Viene esto a cuento de Ángulo de reposo de Wallace Stegner, en buena medida responsable del estado de abandono en que he tenido este lugar las últimas dos semanas. En ella nos regala Stegner la titánica historia de Susan Burling Ward, tal cual la reconstruye y en parte la imagina su nieto Lyman desde su retiro estival, adonde se ha apartado con su cuerpo dolorido y maltrecho. No le interesa a nuestro cronista, sin embargo, elaborar una biografía exhaustiva, sino explorar tan sólo aquello que se refiere al encuentro de Susan Burling, mujer cultivada del Este, ilustradora de prestigio y narradora de renombre, con Oliver Ward, honrado, sosegado, orgulloso, ingeniero, topógrafo y, ante todo, un hombre del Oeste. El historiador y el nieto se combinan en Lyman Ward para investigar, reconstruir y, sí, también juzgar cual “Némesis en silla de ruedas” el comportamiento y los motivos de la abuela Ward en ese matrimonio desigual determinado por el sentimiento de superioridad de una respecto al otro:

“Admiro históricamente a Susan Burling, y cuando era una señora ya anciana la quise mucho. Pero me gustaría haber podido cogerla de la oreja y llevármela aparte y decirle unas cuantas cosas. Como Némesis en una silla de ruedas, y conociendo el futuro, podría haberle dicho que para una novia es peligroso creer que debe pedir disculpas por su marido.”

Ibidem

Pero seamos justos con la abuela Burling, la gran heroína de la novela de Stegner, cuyo cierto esnobismo no le impidió renunciar a todo lo que tenía en pos de un sueño que no era el suyo y que los inevitables golpes de la vida difirieron una y otra vez condenándola a una eterna vida preparatoria e interina:

“Tendrían que pasar tantos años hasta que se convirtiera en algo bonito o civilizado, tanto que la mayor parte de sus vidas tendrían que pasarla con los duros preparativos de vivir [...] En mis series de la vida en el Lejano Oeste incluiré estos preparativos del futuro, porque de eso trata la vida en el Lejano Oeste.”

Ibidem

Nostalgia del pasado y esperanza en el futuro fueron las notas de la vida de esta mujer que sólo de anciana consiguió alcanzar ese ansiado -o no, según se mire- ángulo de reposo, ese punto en el que los guijarros y la arena dejan de moverse, en que las líneas se apoyan y forman un falso arco que, si no la paz, concede una cierta tregua.

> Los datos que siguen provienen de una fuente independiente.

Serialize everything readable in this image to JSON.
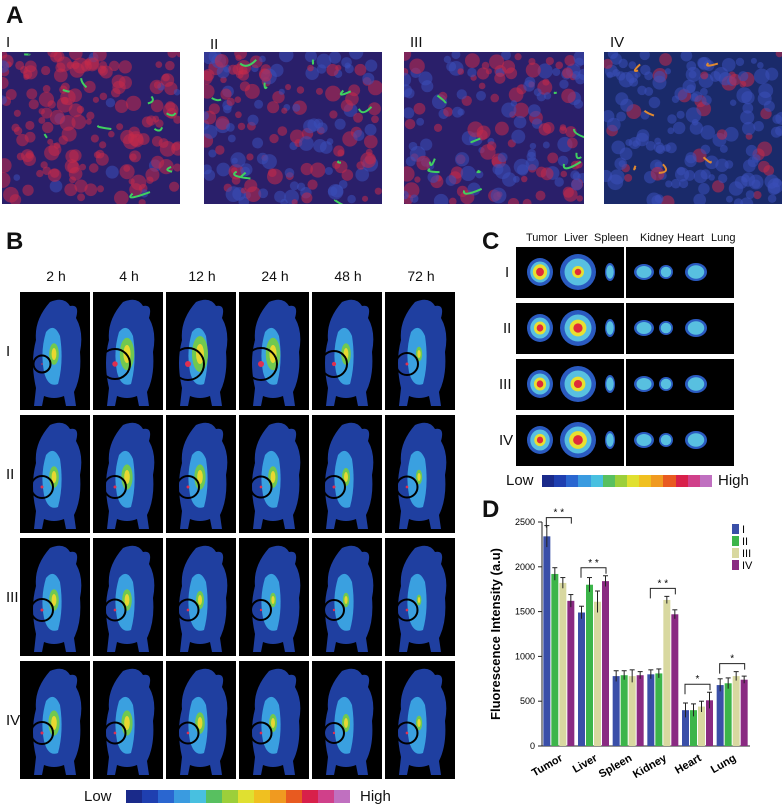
{
  "panels": {
    "A": {
      "label": "A",
      "groups": [
        "I",
        "II",
        "III",
        "IV"
      ]
    },
    "B": {
      "label": "B",
      "times": [
        "2 h",
        "4 h",
        "12 h",
        "24 h",
        "48 h",
        "72 h"
      ],
      "groups": [
        "I",
        "II",
        "III",
        "IV"
      ],
      "scale_low": "Low",
      "scale_high": "High"
    },
    "C": {
      "label": "C",
      "organs": [
        "Tumor",
        "Liver",
        "Spleen",
        "Kidney",
        "Heart",
        "Lung"
      ],
      "groups": [
        "I",
        "II",
        "III",
        "IV"
      ],
      "scale_low": "Low",
      "scale_high": "High"
    },
    "D": {
      "label": "D"
    }
  },
  "colors": {
    "scale": [
      "#1a2a8a",
      "#1f3fb0",
      "#2a66d0",
      "#3a9be0",
      "#48c0e0",
      "#58c060",
      "#9ccf3a",
      "#e0e030",
      "#f0c020",
      "#f09a20",
      "#e85a20",
      "#d8204a",
      "#d0408a",
      "#c070c0"
    ],
    "series": [
      "#3a4fa8",
      "#3cb54a",
      "#d8d8a0",
      "#8a2a82"
    ]
  },
  "chart_data": {
    "type": "bar",
    "ylabel": "Fluorescence Intensity (a.u)",
    "xlabel": "",
    "ylim": [
      0,
      2500
    ],
    "yticks": [
      0,
      500,
      1000,
      1500,
      2000,
      2500
    ],
    "categories": [
      "Tumor",
      "Liver",
      "Spleen",
      "Kidney",
      "Heart",
      "Lung"
    ],
    "series": [
      {
        "name": "I",
        "values": [
          2340,
          1490,
          780,
          800,
          400,
          680
        ],
        "errors": [
          120,
          70,
          60,
          50,
          80,
          70
        ]
      },
      {
        "name": "II",
        "values": [
          1920,
          1800,
          790,
          810,
          400,
          700
        ],
        "errors": [
          70,
          80,
          50,
          50,
          70,
          60
        ]
      },
      {
        "name": "III",
        "values": [
          1820,
          1610,
          780,
          1630,
          440,
          780
        ],
        "errors": [
          60,
          120,
          70,
          40,
          60,
          50
        ]
      },
      {
        "name": "IV",
        "values": [
          1620,
          1840,
          790,
          1470,
          510,
          740
        ],
        "errors": [
          70,
          60,
          40,
          50,
          90,
          40
        ]
      }
    ],
    "significance": [
      {
        "category": "Tumor",
        "text": "* *"
      },
      {
        "category": "Liver",
        "text": "* *"
      },
      {
        "category": "Kidney",
        "text": "* *"
      },
      {
        "category": "Heart",
        "text": "*"
      },
      {
        "category": "Lung",
        "text": "*"
      }
    ],
    "legend_position": "top-right"
  }
}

Ángulo de reposo obtuvo el Premio Pulitzer en 1972 y no me cuesta imaginar por qué. Se trata de una excelente novela, conmovedora, poderosa y con ambición en la que lo particular, los destinos de Susan Burling y Oliver Ward, se combina con lo general, la forja de ese gran sueño llamado América, en otro tiempo soñada tierra de las oportunidades; toda una novela histórica, vaya, que Vds. harían bien en leer.